The pilots did not perform the above procedure, and instead, chose to immediately return to the airport, landing at a higher-than-normal airspeed due to the left engine still producing takeoff thrust, making it difficult to stop the aircraft and using much greater runway distance than normal. The aircraft was taxied back to the terminal with the left engine still producing takeoff power and the right engine at idle.

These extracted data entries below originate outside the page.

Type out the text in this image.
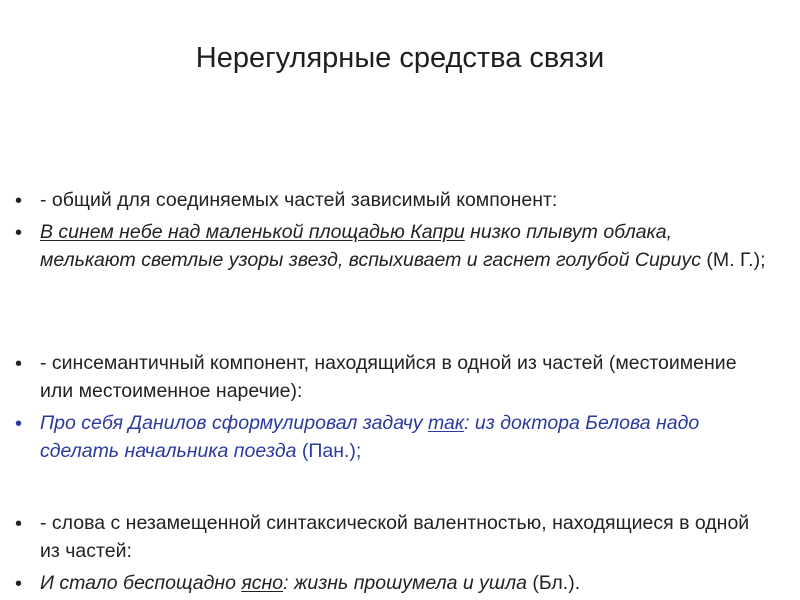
Нерегулярные средства связи
• - общий для соединяемых частей зависимый компонент:
• В синем небе над маленькой площадью Капри низко плывут облака, мелькают светлые узоры звезд, вспыхивает и гаснет голубой Сириус (М. Г.);
• - синсемантичный компонент, находящийся в одной из частей (местоимение или местоименное наречие):
• Про себя Данилов сформулировал задачу так: из доктора Белова надо сделать начальника поезда (Пан.);
• - слова с незамещенной синтаксической валентностью, находящиеся в одной из частей:
• И стало беспощадно ясно: жизнь прошумела и ушла (Бл.).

When the aircraft was brought to a stop at the terminal building, the right engine was shut down by the pilots, the left engine was still operating at takeoff thrust, and the hydraulics were all turned "off", which was common procedure at the time. The aircraft disc brakes on the Canadair CRJ100 are operated by two of the three hydraulic systems on the aircraft, with System 2 supplied by pumps on the right engine (both mechanical and electric) and System 3 being supplied by two electric pumps. By shutting off the right engine and all of the electric hydraulic systems, the brakes as well as the parking brake were no longer being powered. As the hydraulic pressure bled down and with the left engine still producing takeoff thrust, the aircraft jumped over the chocks, lurched to the right (caused by the left engine thrust), and hit the terminal building. The left engine was eventually shut down by the airport crash tender spraying foam into the engine.